Une nouvelle affaire Kerviel? Boris Picano-Nacci, ancien trader de la Caisse d'Epargne, sera jugé pour "abus de confiance". En cause : la perte de 751 millions subie par la
banque en octobre 2008. A cette époque, il était chargé de la gestion pour compte propre, c'est-à-dire des fonds appartenant à la banque, sur le marché des dérivés actions de la Caisse d'Epargne,
qui a ensuite fusionné avec la Banque populaire.
Il devait, avec deux autres collègues, liquider progressivement son portefeuille d'ici la fin de l'année, la banque ayant décidé de cesser ses activités d'investissements au 31 décembre. Au début
du mois d'octobre, les pertes dépassaient déjà les 100 millions d'euros. Si le trader assure avoir informé ses supérieurs de la situation, la banque affirme qu'il aurait tenté de minimiser les
risque par des déclarations "rassurantes" et "mensongères".
Une perte qui a contraint les dirigeants à démissionner
Les positions du trader n'avaient été soldées qu'entre le 14 et le 17 octobre. Résultats des opérations : 751 millions d'euros en moins dans les comptes de la banque. La Caisse d'épargne et de
prévoyance (CNCE) avait alors décidé de porter plainte contre X, mettant en évidence des "éléments troublants pouvant revêtir à l'évidence une qualification pénale". Un audit mené en
interne avait ensuite assuré que le trader s'était "engagé de sa propre initiative et pour des montants importants (...) dans une stratégie risquée".

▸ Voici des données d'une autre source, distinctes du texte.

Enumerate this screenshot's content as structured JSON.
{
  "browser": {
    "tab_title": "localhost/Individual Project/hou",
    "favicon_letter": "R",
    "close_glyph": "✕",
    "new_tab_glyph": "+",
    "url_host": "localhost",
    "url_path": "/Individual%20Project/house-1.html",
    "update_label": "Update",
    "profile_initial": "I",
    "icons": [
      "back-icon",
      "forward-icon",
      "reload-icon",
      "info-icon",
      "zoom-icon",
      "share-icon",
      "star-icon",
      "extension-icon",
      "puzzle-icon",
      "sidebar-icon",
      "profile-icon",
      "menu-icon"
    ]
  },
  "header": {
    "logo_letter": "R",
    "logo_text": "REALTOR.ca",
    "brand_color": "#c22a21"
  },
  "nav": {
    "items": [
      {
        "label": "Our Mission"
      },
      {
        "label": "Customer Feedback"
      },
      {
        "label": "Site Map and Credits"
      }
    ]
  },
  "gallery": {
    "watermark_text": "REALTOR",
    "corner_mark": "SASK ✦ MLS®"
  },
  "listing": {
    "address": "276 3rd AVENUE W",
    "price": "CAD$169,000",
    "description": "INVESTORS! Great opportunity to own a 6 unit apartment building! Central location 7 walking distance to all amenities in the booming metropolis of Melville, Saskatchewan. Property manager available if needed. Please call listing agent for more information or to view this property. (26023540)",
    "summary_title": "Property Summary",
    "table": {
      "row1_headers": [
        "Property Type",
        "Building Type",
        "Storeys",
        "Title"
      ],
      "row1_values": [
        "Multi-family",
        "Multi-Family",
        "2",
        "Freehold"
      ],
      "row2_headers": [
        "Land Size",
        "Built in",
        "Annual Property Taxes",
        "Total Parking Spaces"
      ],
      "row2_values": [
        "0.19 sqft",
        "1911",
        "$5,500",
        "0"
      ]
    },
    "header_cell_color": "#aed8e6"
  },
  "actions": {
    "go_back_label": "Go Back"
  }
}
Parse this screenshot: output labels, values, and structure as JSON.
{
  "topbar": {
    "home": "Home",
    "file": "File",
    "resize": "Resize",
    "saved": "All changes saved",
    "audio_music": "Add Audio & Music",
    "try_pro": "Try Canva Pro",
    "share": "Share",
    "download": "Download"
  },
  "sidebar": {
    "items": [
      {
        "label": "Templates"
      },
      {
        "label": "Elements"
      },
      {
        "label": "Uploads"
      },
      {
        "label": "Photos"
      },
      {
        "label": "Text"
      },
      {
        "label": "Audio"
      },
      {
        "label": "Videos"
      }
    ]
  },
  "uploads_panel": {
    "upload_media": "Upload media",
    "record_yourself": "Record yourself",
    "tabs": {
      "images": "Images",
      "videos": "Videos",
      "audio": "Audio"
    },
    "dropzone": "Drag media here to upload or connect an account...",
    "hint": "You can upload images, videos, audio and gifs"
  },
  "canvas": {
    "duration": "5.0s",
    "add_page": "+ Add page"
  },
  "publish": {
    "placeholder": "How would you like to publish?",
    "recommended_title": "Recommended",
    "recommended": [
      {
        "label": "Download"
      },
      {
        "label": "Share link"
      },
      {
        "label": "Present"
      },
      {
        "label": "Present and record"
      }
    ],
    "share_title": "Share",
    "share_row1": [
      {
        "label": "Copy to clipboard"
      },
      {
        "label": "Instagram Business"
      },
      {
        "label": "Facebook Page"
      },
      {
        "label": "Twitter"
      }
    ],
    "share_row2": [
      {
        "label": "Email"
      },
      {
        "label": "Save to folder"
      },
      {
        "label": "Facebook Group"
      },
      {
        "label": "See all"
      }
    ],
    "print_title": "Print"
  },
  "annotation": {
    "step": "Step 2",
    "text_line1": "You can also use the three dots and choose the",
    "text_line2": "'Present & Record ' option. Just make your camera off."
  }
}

Lors de sa garde à vue, Boris Picano-Nacci avait déclaré avoir été laissé libre d'agir sur les marchés jusqu'au 31 décembre. La banque, de son côté, avait réaffirmé que la seule règle donnée à
ses traders était de réduire leurs manoeuvres sur le marché. Cette affaire avait eu des conséquences jusqu'en haut de la hiérarchie. Charles Milhaud, président de la Caisse d'Epargne, et Nicolas
Mérindol, directeur général, avaient été contraints de démissionner sous la pression du gouvernement. En juillet 2009, la banque avait été condamnée à une amende de 20 millions d'euros pour avoir
enfreint la réglementation sur le contrôle interne. Une peine annulée par le Conseil d'Etat en novembre 2010.